The AI Governance Gap and What It Means for the Global South
Washington's AI regulation uncertainty, highlighted by the Anthropic incident this week, widens the gap between states that shape the rules of emerging technology and those that simply receive them. Pakistan sits firmly in the second group.
The confusion in Washington this week over AI incident reporting — in which an Anthropic safety disclosure became entangled in a dispute over the Trump administration’s approach to AI oversight — is being read in Silicon Valley as a regulatory story. From Islamabad, or Nairobi, or Jakarta, it reads differently: as a reminder of how little say most of the world has over the infrastructure that is increasingly shaping its economic and political life.
The governance gap
The United States and the European Union are locked in a familiar competition over who sets the global standard for AI regulation. The EU’s AI Act, now in phased implementation, establishes a risk-tiered framework with genuine extraterritorial reach. Washington has oscillated between a light-touch approach and more interventionist instincts depending on which administration holds office. China has its own regulatory architecture, oriented toward state control rather than liability frameworks.

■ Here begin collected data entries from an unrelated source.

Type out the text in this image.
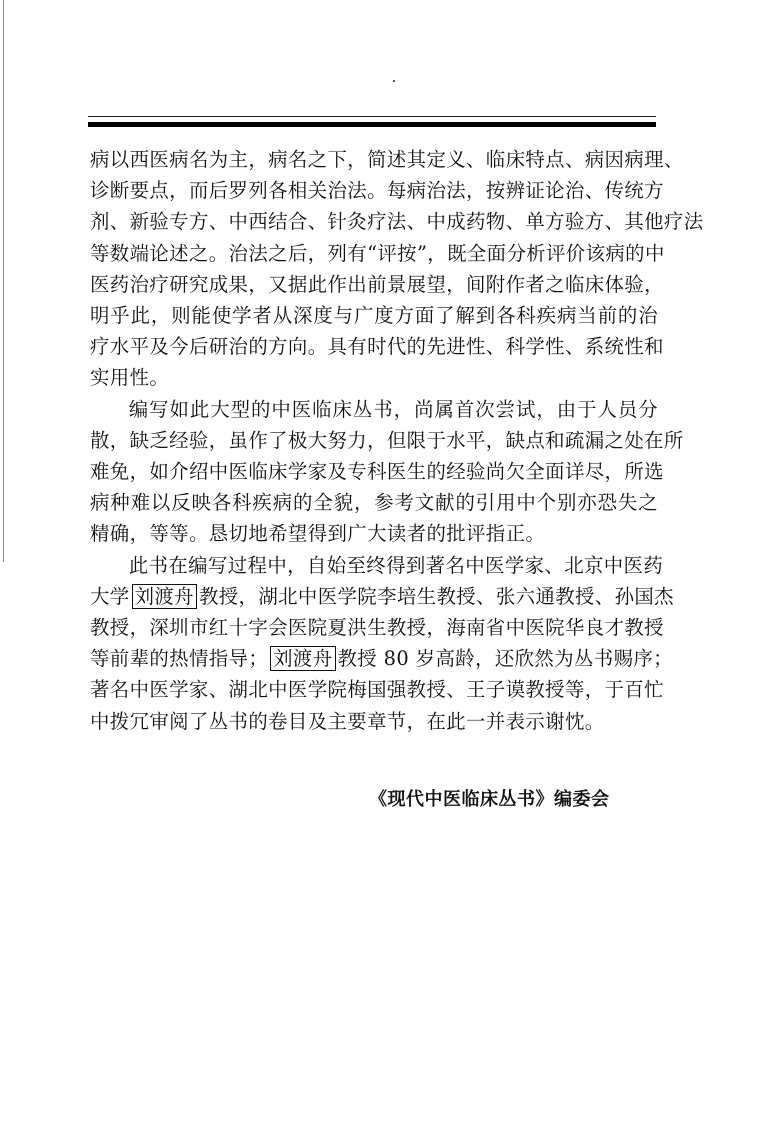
病以西医病名为主，病名之下，简述其定义、临床特点、病因病理、
诊断要点，而后罗列各相关治法。每病治法，按辨证论治、传统方
剂、新验专方、中西结合、针灸疗法、中成药物、单方验方、其他疗法
等数端论述之。治法之后，列有“评按”，既全面分析评价该病的中
医药治疗研究成果，又据此作出前景展望，间附作者之临床体验，
明乎此，则能使学者从深度与广度方面了解到各科疾病当前的治
疗水平及今后研治的方向。具有时代的先进性、科学性、系统性和
实用性。

编写如此大型的中医临床丛书，尚属首次尝试，由于人员分
散，缺乏经验，虽作了极大努力，但限于水平，缺点和疏漏之处在所
难免，如介绍中医临床学家及专科医生的经验尚欠全面详尽，所选
病种难以反映各科疾病的全貌，参考文献的引用中个别亦恐失之
精确，等等。恳切地希望得到广大读者的批评指正。

此书在编写过程中，自始至终得到著名中医学家、北京中医药
大学 刘渡舟 教授，湖北中医学院李培生教授、张六通教授、孙国杰
教授，深圳市红十字会医院夏洪生教授，海南省中医院华良才教授
等前辈的热情指导； 刘渡舟 教授 80 岁高龄，还欣然为丛书赐序；
著名中医学家、湖北中医学院梅国强教授、王子谟教授等，于百忙
中拨冗审阅了丛书的卷目及主要章节，在此一并表示谢忱。

《现代中医临床丛书》编委会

What these three powers share is agency — the ability to shape rules that others must follow. Pakistan, in common with most of the developing world, has none. Pakistani firms that use AI tools from American providers operate under terms set in California. Pakistani citizens whose data flows through these systems are protected — or not — by American regulatory decisions and EU adequacy determinations, not by anything Islamabad has enacted.

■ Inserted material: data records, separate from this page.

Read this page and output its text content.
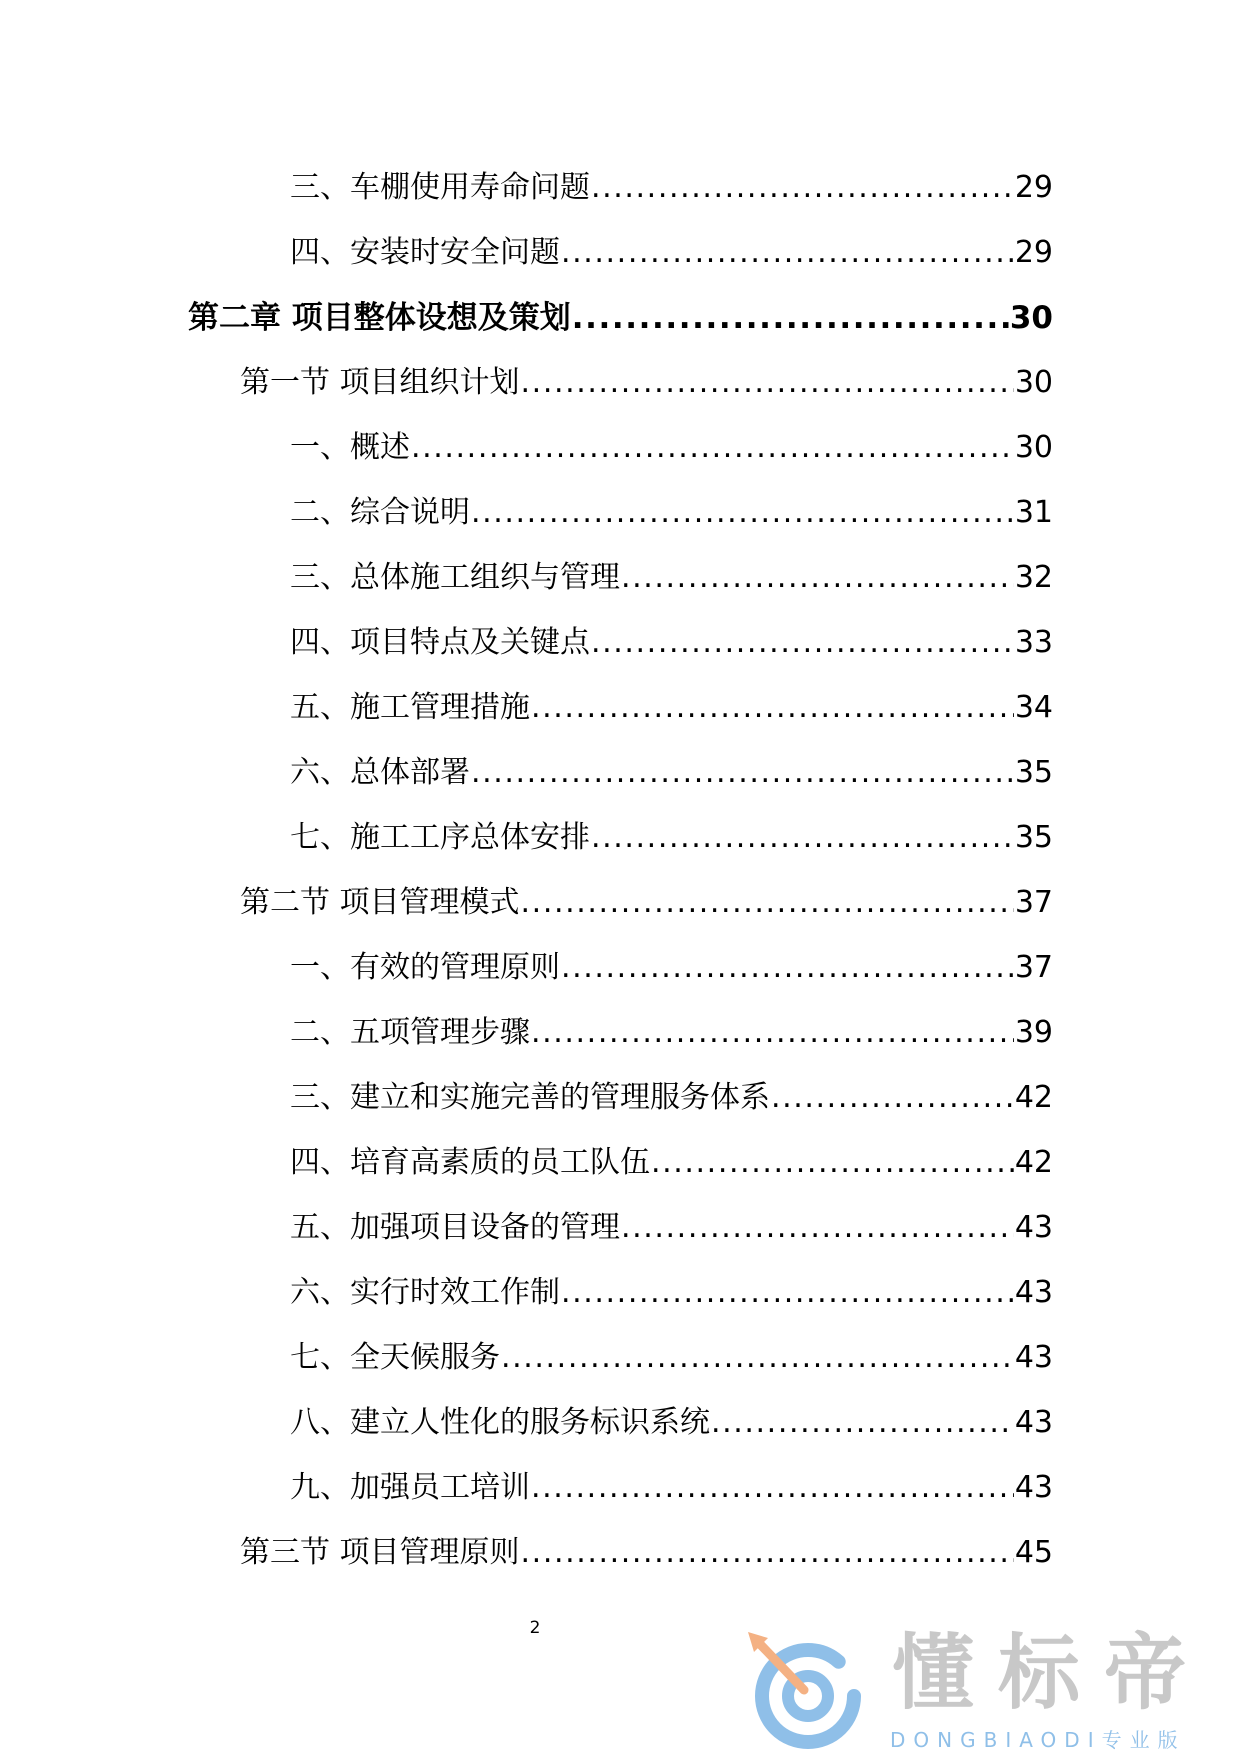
三、车棚使用寿命问题 .....	29
四、安装时安全问题 .....	29
第二章 项目整体设想及策划 .....	30
第一节 项目组织计划 .....	30
一、概述 .....	30
二、综合说明 .....	31
三、总体施工组织与管理 .....	32
四、项目特点及关键点 .....	33
五、施工管理措施 .....	34
六、总体部署 .....	35
七、施工工序总体安排 .....	35
第二节 项目管理模式 .....	37
一、有效的管理原则 .....	37
二、五项管理步骤 .....	39
三、建立和实施完善的管理服务体系 .....	42
四、培育高素质的员工队伍 .....	42
五、加强项目设备的管理 .....	43
六、实行时效工作制 .....	43
七、全天候服务 .....	43
八、建立人性化的服务标识系统 .....	43
九、加强员工培训 .....	43
第三节 项目管理原则 .....	45
2	懂标帝
DONGBIAODI专业版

Why this matters more than it appears
The practical consequences are not abstract. AI-driven credit scoring, hiring algorithms, and content moderation systems are already operating in Pakistan, largely through tools built and governed elsewhere. When those systems encode biases or make consequential errors, the redress mechanisms are in foreign jurisdictions. Pakistani consumers and workers bear the risk without having shaped the rules.
At the macro level, the countries that lead in AI will capture a disproportionate share of the productivity gains the technology delivers. The compute divide — which we have written about previously — is one dimension of this. The governance gap is another: states that cannot participate in setting AI rules also tend to struggle to attract AI investment, since the regulatory environment is partly set elsewhere and may change without notice.
Pakistan’s position
Pakistan has the beginnings of a digital economy strategy and a nascent tech sector that punches above its weight in certain niches. What it lacks is a coherent AI governance framework of its own, a seat at any of the multilateral tables where these standards are being negotiated, and — most fundamentally — the leverage that comes from being home to significant AI infrastructure or capability.

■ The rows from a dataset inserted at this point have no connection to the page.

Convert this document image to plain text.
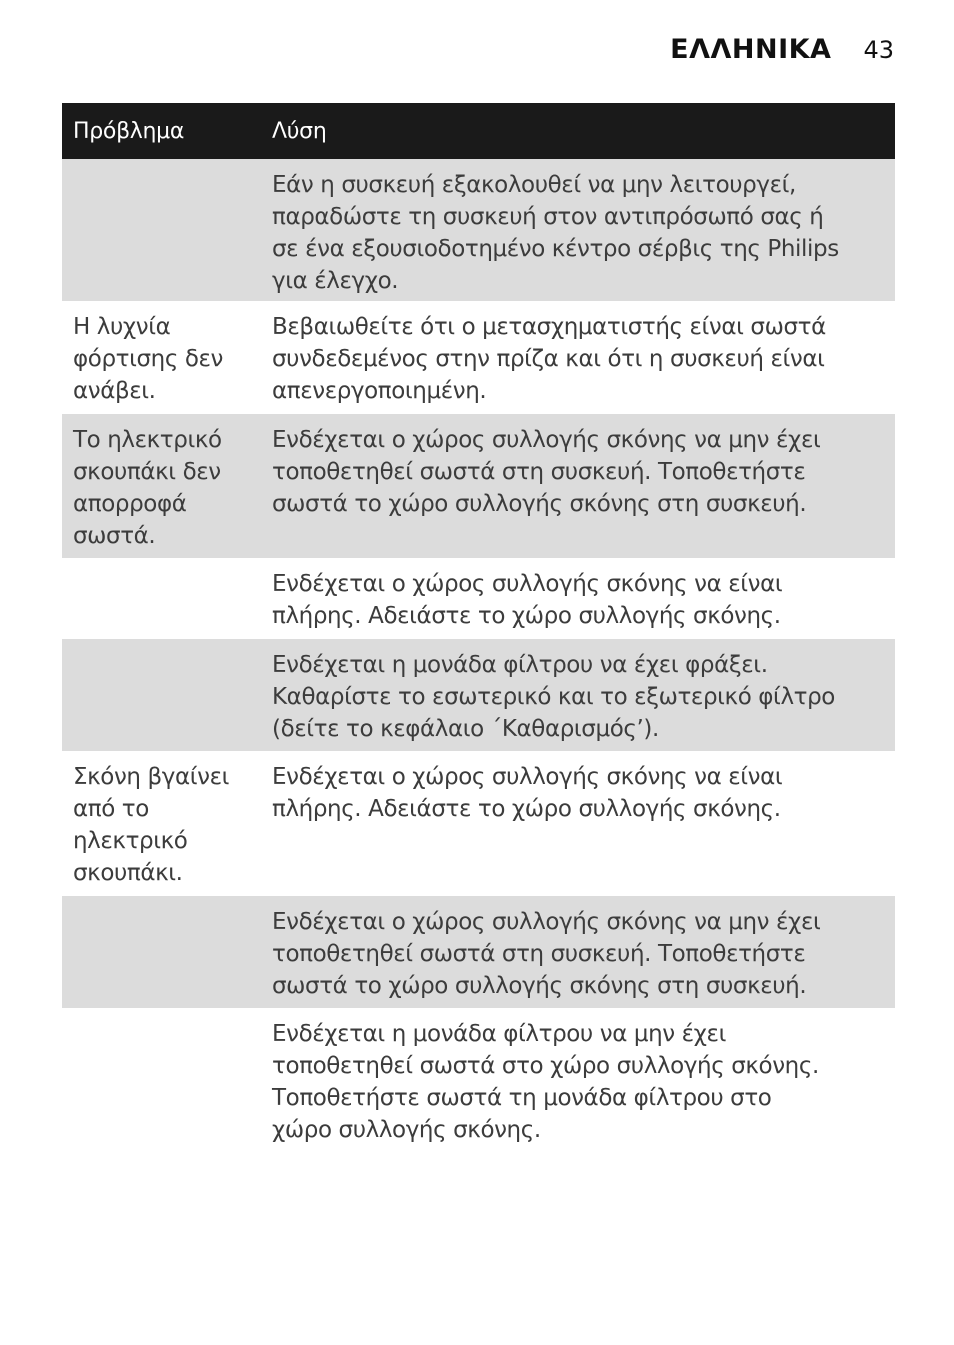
ΕΛΛΗΝΙΚΑ 43
Πρόβλημα	Λύση
Εάν η συσκευή εξακολουθεί να μην λειτουργεί,
παραδώστε τη συσκευή στον αντιπρόσωπό σας ή
σε ένα εξουσιοδοτημένο κέντρο σέρβις της Philips
για έλεγχο.
Η λυχνία
φόρτισης δεν
ανάβει.
Βεβαιωθείτε ότι ο μετασχηματιστής είναι σωστά
συνδεδεμένος στην πρίζα και ότι η συσκευή είναι
απενεργοποιημένη.
Το ηλεκτρικό
σκουπάκι δεν
απορροφά
σωστά.
Ενδέχεται ο χώρος συλλογής σκόνης να μην έχει
τοποθετηθεί σωστά στη συσκευή. Τοποθετήστε
σωστά το χώρο συλλογής σκόνης στη συσκευή.
Ενδέχεται ο χώρος συλλογής σκόνης να είναι
πλήρης. Αδειάστε το χώρο συλλογής σκόνης.
Ενδέχεται η μονάδα φίλτρου να έχει φράξει.
Καθαρίστε το εσωτερικό και το εξωτερικό φίλτρο
(δείτε το κεφάλαιο ΄Καθαρισμός’).
Σκόνη βγαίνει
από το
ηλεκτρικό
σκουπάκι.
Ενδέχεται ο χώρος συλλογής σκόνης να είναι
πλήρης. Αδειάστε το χώρο συλλογής σκόνης.
Ενδέχεται ο χώρος συλλογής σκόνης να μην έχει
τοποθετηθεί σωστά στη συσκευή. Τοποθετήστε
σωστά το χώρο συλλογής σκόνης στη συσκευή.
Ενδέχεται η μονάδα φίλτρου να μην έχει
τοποθετηθεί σωστά στο χώρο συλλογής σκόνης.
Τοποθετήστε σωστά τη μονάδα φίλτρου στο
χώρο συλλογής σκόνης.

This is not unique to Pakistan. It describes most of the world. But Pakistan’s particular combination of a large young population, a digitalising economy, and a governance environment that has struggled to keep pace with technological change makes the gap especially consequential. The rules being written in Washington and Brussels will shape Pakistani lives. Pakistani voices are not in the room.
The views expressed are those of the author. This analysis is provided for information only and does not constitute investment, legal, or political advice.